A certa altura da estória, a Esperança acabou por descobrir que o Despotismo
já havia matado a Liberdade, a Alegria, a Tranqüilidade e a Fraternidade. Que todas
tinham sido suas mulheres, as quais ele havia conquistado utilizando os mais torpes
métodos persuasivos. O Despotismo era um autêntico “Barba Azul”.
Esperança passou a recorrer ao Amor insistentemente. Mandava-lhe
inúmeras mensagens, mas não compreendia porquê o Amor não dava sinais. Na
verdade suas cartas nem saíam dos domínios do Despotismo.
Bem, enfim a Esperança foi enfraquecendo. Foi se esgotando até não
levantar mais de seu leito. Mas ela não deixava de acreditar que no fundo seu
companheiro tinha por ela apreço. Quando a Esperança encontrava-se já quase
completamente exaurida de sua vitalidade, o Despotismo chegou à beira de sua
cama e ela, com uma pequena chama nos olhos, procurou por seu olhar. Tudo que
recebeu foi um olhar frio e lancinante, recheado de desprezo, como a lâmina afiada
de uma navalha que cortou secamente o precário fio que ainda ligava Esperança ao
desejo de viver.
Foi aí que o herói desta nossa estória surgiu.
O Futuro, que já vinha ouvindo estórias sobre a Esperança, contadas pelo
mestre Amor, apaixonou-se perdidamente por ela sem ao menos conhecê-la
pessoalmente.
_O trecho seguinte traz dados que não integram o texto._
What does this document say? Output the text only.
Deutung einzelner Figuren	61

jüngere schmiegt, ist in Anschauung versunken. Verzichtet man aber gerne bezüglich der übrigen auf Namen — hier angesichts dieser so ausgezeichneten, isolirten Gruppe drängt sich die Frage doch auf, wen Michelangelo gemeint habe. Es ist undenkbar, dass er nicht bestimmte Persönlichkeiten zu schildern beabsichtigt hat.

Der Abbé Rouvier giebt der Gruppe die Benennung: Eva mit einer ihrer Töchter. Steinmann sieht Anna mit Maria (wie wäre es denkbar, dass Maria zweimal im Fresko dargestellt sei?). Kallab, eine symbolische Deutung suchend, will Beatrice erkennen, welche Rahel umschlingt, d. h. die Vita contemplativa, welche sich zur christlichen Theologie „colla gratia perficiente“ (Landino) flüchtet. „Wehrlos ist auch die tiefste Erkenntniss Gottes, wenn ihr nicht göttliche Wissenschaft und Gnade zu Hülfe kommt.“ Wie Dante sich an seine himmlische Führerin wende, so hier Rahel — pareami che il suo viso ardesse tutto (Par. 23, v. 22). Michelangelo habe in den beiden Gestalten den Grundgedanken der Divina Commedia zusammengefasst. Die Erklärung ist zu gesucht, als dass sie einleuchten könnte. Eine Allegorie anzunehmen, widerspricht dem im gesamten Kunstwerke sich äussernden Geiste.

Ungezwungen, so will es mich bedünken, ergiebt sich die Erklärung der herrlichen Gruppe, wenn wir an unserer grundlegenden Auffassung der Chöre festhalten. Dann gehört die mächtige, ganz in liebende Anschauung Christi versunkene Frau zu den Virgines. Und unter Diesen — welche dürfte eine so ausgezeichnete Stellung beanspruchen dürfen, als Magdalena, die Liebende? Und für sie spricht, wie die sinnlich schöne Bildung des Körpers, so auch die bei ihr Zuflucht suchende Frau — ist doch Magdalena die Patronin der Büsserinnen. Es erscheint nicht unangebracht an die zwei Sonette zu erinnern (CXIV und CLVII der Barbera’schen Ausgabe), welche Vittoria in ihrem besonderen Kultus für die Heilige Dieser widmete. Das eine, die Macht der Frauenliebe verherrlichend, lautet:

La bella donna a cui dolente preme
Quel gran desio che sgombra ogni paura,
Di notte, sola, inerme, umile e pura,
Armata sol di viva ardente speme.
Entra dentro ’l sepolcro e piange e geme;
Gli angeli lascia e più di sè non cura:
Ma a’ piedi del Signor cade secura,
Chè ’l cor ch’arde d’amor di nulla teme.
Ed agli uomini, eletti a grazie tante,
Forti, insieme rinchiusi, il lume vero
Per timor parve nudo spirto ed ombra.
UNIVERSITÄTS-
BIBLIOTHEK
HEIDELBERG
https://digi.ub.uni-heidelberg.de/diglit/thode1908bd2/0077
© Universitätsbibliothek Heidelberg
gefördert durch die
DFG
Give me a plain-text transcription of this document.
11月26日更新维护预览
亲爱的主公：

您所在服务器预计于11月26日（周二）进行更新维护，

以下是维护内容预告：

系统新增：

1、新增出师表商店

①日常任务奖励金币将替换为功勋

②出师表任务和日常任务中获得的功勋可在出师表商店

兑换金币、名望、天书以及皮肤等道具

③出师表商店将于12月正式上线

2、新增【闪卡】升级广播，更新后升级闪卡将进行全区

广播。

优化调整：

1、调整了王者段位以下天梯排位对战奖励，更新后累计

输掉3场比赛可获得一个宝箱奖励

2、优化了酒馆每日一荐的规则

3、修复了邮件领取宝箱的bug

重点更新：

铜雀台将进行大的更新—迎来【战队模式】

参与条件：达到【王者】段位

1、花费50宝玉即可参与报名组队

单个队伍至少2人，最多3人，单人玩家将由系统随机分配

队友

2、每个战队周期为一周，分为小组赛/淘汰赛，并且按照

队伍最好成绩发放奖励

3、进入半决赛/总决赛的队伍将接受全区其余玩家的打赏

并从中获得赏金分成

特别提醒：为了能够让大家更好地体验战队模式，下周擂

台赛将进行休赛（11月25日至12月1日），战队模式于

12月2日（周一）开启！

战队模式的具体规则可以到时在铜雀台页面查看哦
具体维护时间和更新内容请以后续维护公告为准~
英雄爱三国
E convencendo o Amor a lhe contar os segredos dos caminhos do
coração, conseguiu esboçar um mapa para chegar ao reino do tirano Despotismo.
Foi assim que o Futuro resgatou a Esperança e levou-a para viver bem longe
do Despotismo, deixando que ele pensasse que ela estava morta.
E nunca mais se viu nem sombra de Esperança neste reino despótico.
Moral desta estória: Não há Esperança que sobreviva ao Despotismo, mas
somente a certeza de que há Futuro pode manter a Esperança viva.